Pakistan was hit by a massive power blackout early Sunday, officials said, with much of the country, including all major cities, plunged into darkness.
The electricity distribution system in the nation of more than 210 million people is a complex—and delicate—web and a problem in one section of the grid can lead to cascading breakdowns countrywide.
The latest blackout was caused by a fault in southern Pakistan at 11:41 pm local time on Saturday (1841 GMT), power minister Omar Ayub Khan tweeted, citing preliminary reports.
"The fault tripped the transmission system of the country… leading to the shutdown of power plants," Khan said.

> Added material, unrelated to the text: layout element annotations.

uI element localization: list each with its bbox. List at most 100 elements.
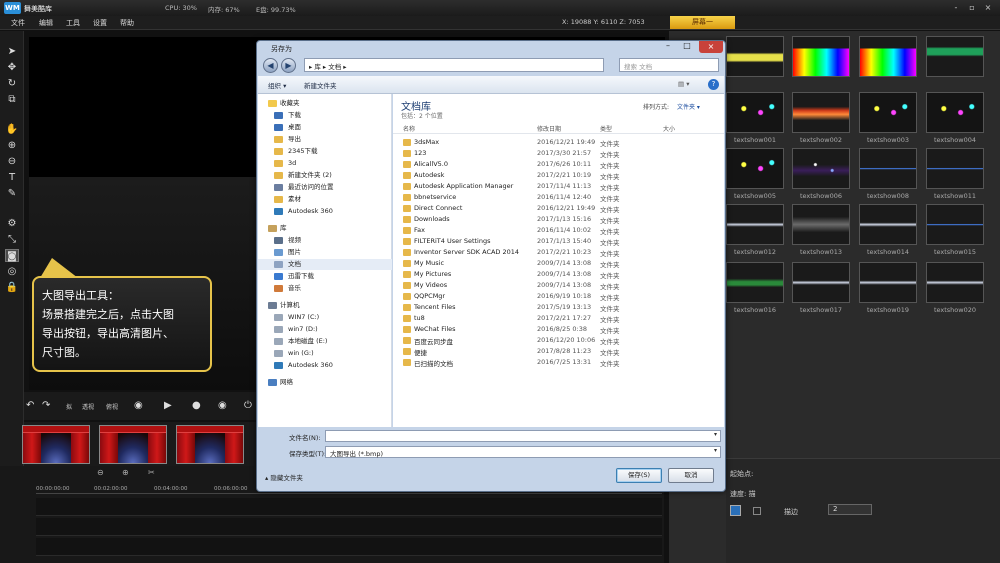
effect-thumbnail[interactable]: textshow014 <box>859 204 917 258</box>
effect-thumbnail[interactable]: textshow008 <box>859 148 917 202</box>
file-row[interactable]: 已扫描的文档 2016/7/25 13:31 文件夹 <box>393 357 724 368</box>
chevron-down-icon[interactable]: ▾ <box>714 447 717 454</box>
nav-item[interactable]: 迅雷下载 <box>258 271 392 282</box>
timeline-zoom-in-icon[interactable]: ⊕ <box>122 468 129 477</box>
column-name[interactable]: 名称 <box>403 124 415 133</box>
globe-icon[interactable]: ◎ <box>5 265 19 278</box>
dialog-minimize-button[interactable]: – <box>659 41 677 53</box>
file-row[interactable]: Inventor Server SDK ACAD 2014 2017/2/21 1… <box>393 247 724 258</box>
back-arrow-icon[interactable]: ◀ <box>263 58 278 73</box>
record-icon[interactable]: ◉ <box>134 400 143 411</box>
scene-thumbnail[interactable] <box>99 425 167 464</box>
nav-item[interactable]: 3d <box>258 158 392 169</box>
file-row[interactable]: tu8 2017/2/21 17:27 文件夹 <box>393 313 724 324</box>
pan-hand-icon[interactable]: ✋ <box>5 123 19 136</box>
file-row[interactable]: FILTERiT4 User Settings 2017/1/13 15:40 文件… <box>393 236 724 247</box>
menu-file[interactable]: 文件 <box>11 18 25 28</box>
minimize-button[interactable]: - <box>950 2 962 13</box>
file-row[interactable]: QQPCMgr 2016/9/19 10:18 文件夹 <box>393 291 724 302</box>
file-row[interactable]: Downloads 2017/1/13 15:16 文件夹 <box>393 214 724 225</box>
effect-thumbnail[interactable]: textshow002 <box>792 92 850 146</box>
effect-thumbnail[interactable]: textshow017 <box>792 262 850 316</box>
view-top[interactable]: 俯视 <box>106 402 118 411</box>
effect-thumbnail[interactable]: textshow001 <box>726 92 784 146</box>
gear-icon[interactable]: ⚙ <box>5 217 19 230</box>
effect-thumbnail[interactable]: textshow020 <box>926 262 984 316</box>
new-folder-button[interactable]: 新建文件夹 <box>304 80 337 90</box>
nav-group-header[interactable]: 计算机 <box>258 300 392 311</box>
column-date[interactable]: 修改日期 <box>537 124 561 133</box>
file-row[interactable]: My Music 2009/7/14 13:08 文件夹 <box>393 258 724 269</box>
power-icon[interactable]: ⏻ <box>244 400 252 411</box>
effect-thumbnail[interactable]: textshow011 <box>926 148 984 202</box>
dialog-close-button[interactable]: × <box>699 41 723 53</box>
nav-group-header[interactable]: 库 <box>258 223 392 234</box>
nav-item[interactable]: win (G:) <box>258 348 392 359</box>
file-row[interactable]: WeChat Files 2016/8/25 0:38 文件夹 <box>393 324 724 335</box>
move-icon[interactable]: ✥ <box>5 61 19 74</box>
view-label-1[interactable]: 拟 <box>66 402 72 411</box>
filetype-select[interactable]: 大图导出 (*.bmp) ▾ <box>325 446 721 458</box>
effect-thumbnail[interactable]: textshow016 <box>726 262 784 316</box>
hide-folders-toggle[interactable]: ▴ 隐藏文件夹 <box>265 472 303 482</box>
nav-item[interactable]: 素材 <box>258 194 392 205</box>
cut-icon[interactable]: ✂ <box>148 468 155 477</box>
nav-item[interactable]: 本地磁盘 (E:) <box>258 336 392 347</box>
stroke-width-select[interactable]: 2 <box>828 504 872 515</box>
effect-thumbnail[interactable]: textshow003 <box>859 92 917 146</box>
file-row[interactable]: AlicallV5.0 2017/6/26 10:11 文件夹 <box>393 159 724 170</box>
nav-item[interactable]: win7 (D:) <box>258 324 392 335</box>
camera-export-icon[interactable]: ◙ <box>5 249 19 262</box>
scene-thumbnail[interactable] <box>176 425 244 464</box>
file-row[interactable]: Autodesk 2017/2/21 10:19 文件夹 <box>393 170 724 181</box>
file-row[interactable]: bbnetservice 2016/11/4 12:40 文件夹 <box>393 192 724 203</box>
close-button[interactable]: × <box>982 2 994 13</box>
view-options-icon[interactable]: ▤ ▾ <box>678 80 689 88</box>
nav-item[interactable]: 下载 <box>258 110 392 121</box>
file-row[interactable]: Autodesk Application Manager 2017/11/4 11… <box>393 181 724 192</box>
nav-item[interactable]: 图片 <box>258 247 392 258</box>
nav-item[interactable]: 导出 <box>258 134 392 145</box>
rotate-icon[interactable]: ↻ <box>5 77 19 90</box>
scene-thumbnail[interactable] <box>22 425 90 464</box>
screen-select-button[interactable]: 屏幕一 <box>670 16 735 29</box>
file-row[interactable]: 便捷 2017/8/28 11:23 文件夹 <box>393 346 724 357</box>
file-row[interactable]: Tencent Files 2017/5/19 13:13 文件夹 <box>393 302 724 313</box>
effect-thumbnail[interactable] <box>726 36 784 90</box>
zoom-in-icon[interactable]: ⊕ <box>5 139 19 152</box>
column-type[interactable]: 类型 <box>600 124 612 133</box>
sort-dropdown[interactable]: 文件夹 ▾ <box>677 102 700 111</box>
forward-arrow-icon[interactable]: ▶ <box>281 58 296 73</box>
menu-edit[interactable]: 编辑 <box>39 18 53 28</box>
effect-thumbnail[interactable]: textshow004 <box>926 92 984 146</box>
effect-thumbnail[interactable]: textshow019 <box>859 262 917 316</box>
cancel-button[interactable]: 取消 <box>668 468 714 483</box>
nav-group-header[interactable]: 收藏夹 <box>258 98 392 109</box>
dialog-maximize-button[interactable]: □ <box>677 41 697 53</box>
effect-thumbnail[interactable] <box>926 36 984 90</box>
edit-icon[interactable]: ✎ <box>5 187 19 200</box>
file-row[interactable]: Fax 2016/11/4 10:02 文件夹 <box>393 225 724 236</box>
timeline-zoom-out-icon[interactable]: ⊖ <box>97 468 104 477</box>
text-style-icon[interactable] <box>730 505 741 516</box>
nav-item[interactable]: 最近访问的位置 <box>258 182 392 193</box>
nav-item[interactable]: 2345下载 <box>258 146 392 157</box>
effect-thumbnail[interactable] <box>792 36 850 90</box>
nav-item[interactable]: 新建文件夹 (2) <box>258 170 392 181</box>
undo-icon[interactable]: ↶ <box>26 400 34 411</box>
nav-item[interactable]: 桌面 <box>258 122 392 133</box>
fit-view-icon[interactable]: ⤡ <box>5 233 19 246</box>
menu-tools[interactable]: 工具 <box>66 18 80 28</box>
redo-icon[interactable]: ↷ <box>42 400 50 411</box>
nav-item[interactable]: WIN7 (C:) <box>258 312 392 323</box>
column-size[interactable]: 大小 <box>663 124 675 133</box>
file-row[interactable]: Direct Connect 2016/12/21 19:49 文件夹 <box>393 203 724 214</box>
effect-thumbnail[interactable]: textshow013 <box>792 204 850 258</box>
chevron-down-icon[interactable]: ▾ <box>714 431 717 438</box>
nav-item[interactable]: 文档 <box>258 259 392 270</box>
file-row[interactable]: 3dsMax 2016/12/21 19:49 文件夹 <box>393 137 724 148</box>
organize-menu[interactable]: 组织 ▾ <box>268 80 286 90</box>
nav-item[interactable]: Autodesk 360 <box>258 206 392 217</box>
file-row[interactable]: My Videos 2009/7/14 13:08 文件夹 <box>393 280 724 291</box>
scale-icon[interactable]: ⧉ <box>5 93 19 106</box>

The blackout hit all of Pakistan's major cities, including the capital Islamabad, economic hub Karachi and the second-largest city Lahore.
The Ministry of Energy said that power had been restored in some parts of the country and that teams were still working on restoring supply completely in the early hours of Sunday.
Netblocks, which monitors internet outages said internet connectivity in the country "collapsed" as a result of the outage.
Connectivity was at "62 percent of ordinary levels," it said in a tweet.
In 2015 an apparent rebel attack on a key power line plunged around 80 percent of Pakistan into darkness.
That blackout, one of the worst in Pakistan's history, caused electricity to be cut in major cities nationwide, including the capital Islamabad, and even affected one of the country's international airports.